A soak test is a straightforward type of performance test. Soak tests are long-duration tests with a static number of concurrent users that test the overall robustness of the system. These tests will show any performance degradations over time via memory leaks, increased garbage collection (GC), or other problems in the system. The longer the test, the more confidence in the system you will have. It is a good idea to run this test twice—once with a fairly moderate user load (but below capacity so that there is no execute queue) and once with a high user load (so that there is a positive execute queue).

These tests should be run for several days to really get a good idea of the long-term health of the application. Make sure that the application being tested is as close to real world as possible with a realistic user scenario (how the virtual users navigate through the application) testing all the features of the application. Ensure that all the necessary monitoring tools are running so problems will be accurately detected and tracked down later.

Peak-Rest Tests

Peak-rest tests are a hybrid of the capacity-planning ramp-up-style tests and soak tests. The goal here is to determine how well the system recovers from a high load (such as one during peak hours of the system), goes back to near idle, and then goes back up to peak load and back down again.
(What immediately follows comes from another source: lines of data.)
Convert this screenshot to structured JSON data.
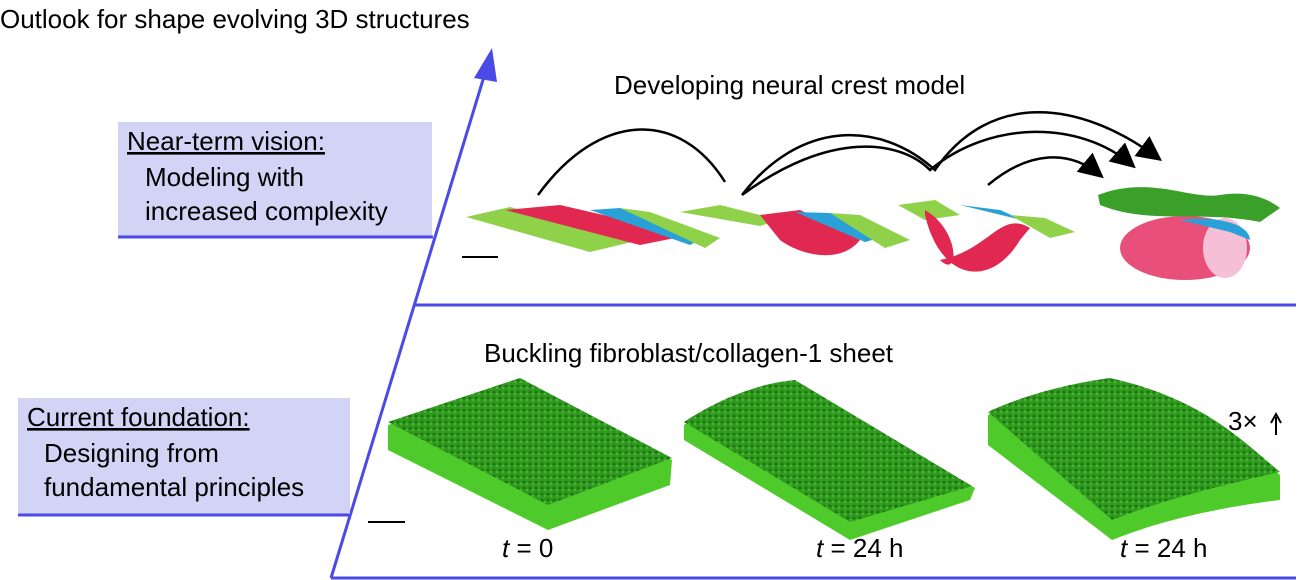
{
  "title": "Outlook for shape evolving 3D structures",
  "near_term": {
    "heading": "Near-term vision:",
    "lines": [
      "Modeling with",
      "increased complexity"
    ]
  },
  "current": {
    "heading": "Current foundation:",
    "lines": [
      "Designing from",
      "fundamental principles"
    ]
  },
  "top_panel": {
    "title": "Developing neural crest model"
  },
  "bottom_panel": {
    "title": "Buckling fibroblast/collagen-1 sheet",
    "scale_note": "3×",
    "labels": [
      {
        "symbol": "t",
        "text": "= 0"
      },
      {
        "symbol": "t",
        "text": "= 24 h"
      },
      {
        "symbol": "t",
        "text": "= 24 h"
      }
    ]
  }
}
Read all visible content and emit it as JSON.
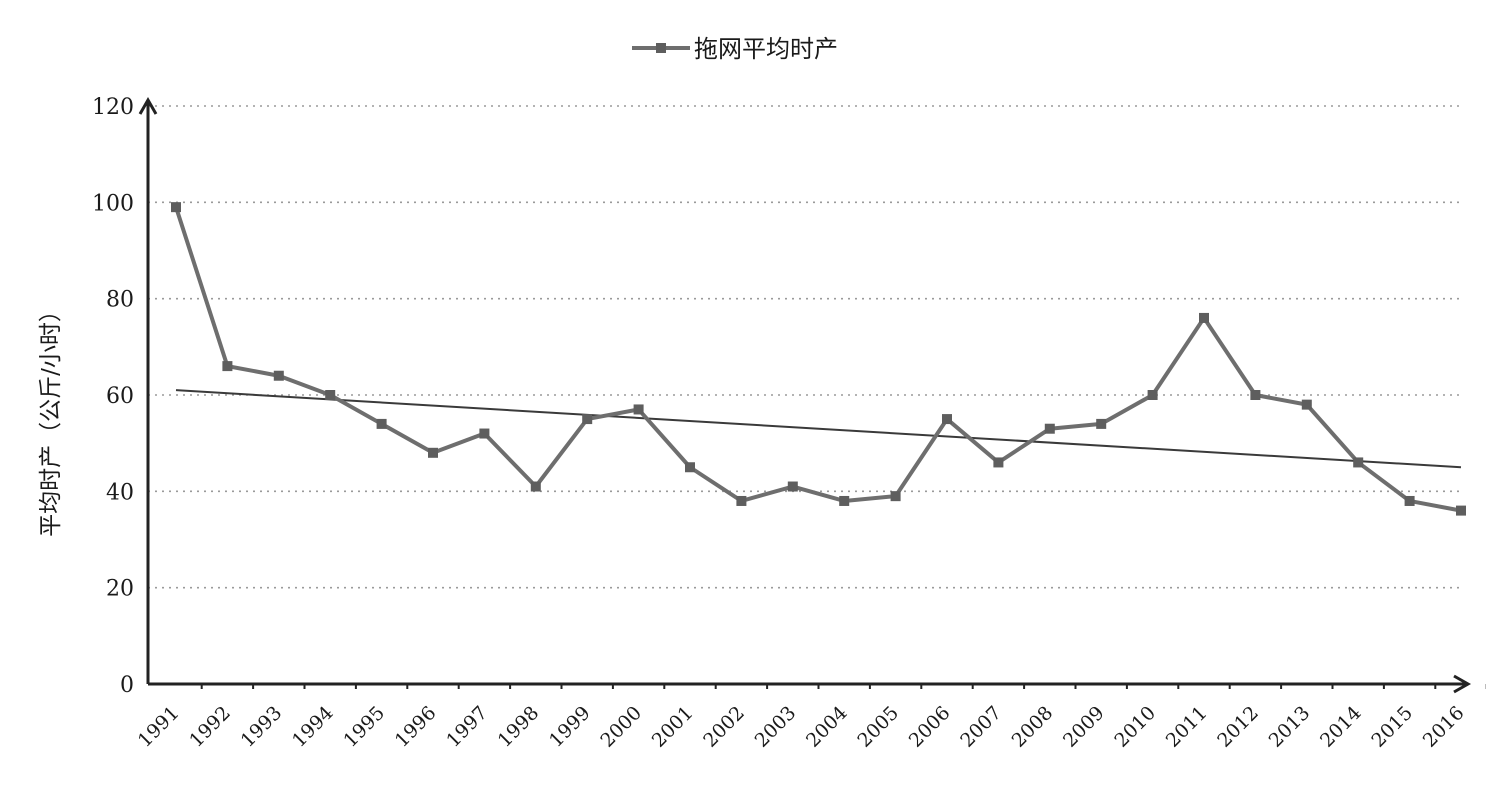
{
  "chart_data": {
    "type": "line",
    "title": "",
    "xlabel": "",
    "ylabel": "平均时产（公斤/小时）",
    "ylim": [
      0,
      120
    ],
    "yticks": [
      0,
      20,
      40,
      60,
      80,
      100,
      120
    ],
    "grid": true,
    "legend_position": "top-center",
    "categories": [
      "1991",
      "1992",
      "1993",
      "1994",
      "1995",
      "1996",
      "1997",
      "1998",
      "1999",
      "2000",
      "2001",
      "2002",
      "2003",
      "2004",
      "2005",
      "2006",
      "2007",
      "2008",
      "2009",
      "2010",
      "2011",
      "2012",
      "2013",
      "2014",
      "2015",
      "2016"
    ],
    "series": [
      {
        "name": "拖网平均时产",
        "values": [
          99,
          66,
          64,
          60,
          54,
          48,
          52,
          41,
          55,
          57,
          45,
          38,
          41,
          38,
          39,
          55,
          46,
          53,
          54,
          60,
          76,
          60,
          58,
          46,
          38,
          36
        ],
        "color": "#6e6e6e"
      }
    ],
    "trendline": {
      "type": "linear",
      "start": 61,
      "end": 45,
      "color": "#3a3a3a"
    }
  }
}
The best way to implement this test is to do a series of quick ramp-up tests followed by a plateau (determined by the business requirements), and then a dropping off of the load. A pause in the system should then be used, followed by another quick ramp-up; then you repeat the process. A couple things can be determined from this: Does the system recover on the second "peak" and each subsequent peak to the same level (or greater) than the first peak? And does the system show any signs of memory or GC degradation over the course of the test? The longer this test is run (repeating the peak/idle cycle over and over), the better idea you'll have of what the long-term health of the system looks like.

Conclusion

This article has described several approaches to performance testing. Depending on the business requirements, development cycle, and lifecycle of the application, some tests will be better suited than others for a given organization. In all cases though, you should ask some fundamental questions before going down one path or another. The answers to these questions will then determine how to best test the application.

These questions are:

How repeatable do the results need to be?
How many times do you want to run and rerun these tests?
What stage of the development cycle are you in?
What are your business requirements?
What are your user requirements?
How long do you expect the live production system to stay up between maintenance downtimes?
What is the expected user load during an average business day?

By answering these questions and then seeing how the answers fit into the above performance test types, you should be able to come up with a solid plan for testing the overall performance of your application.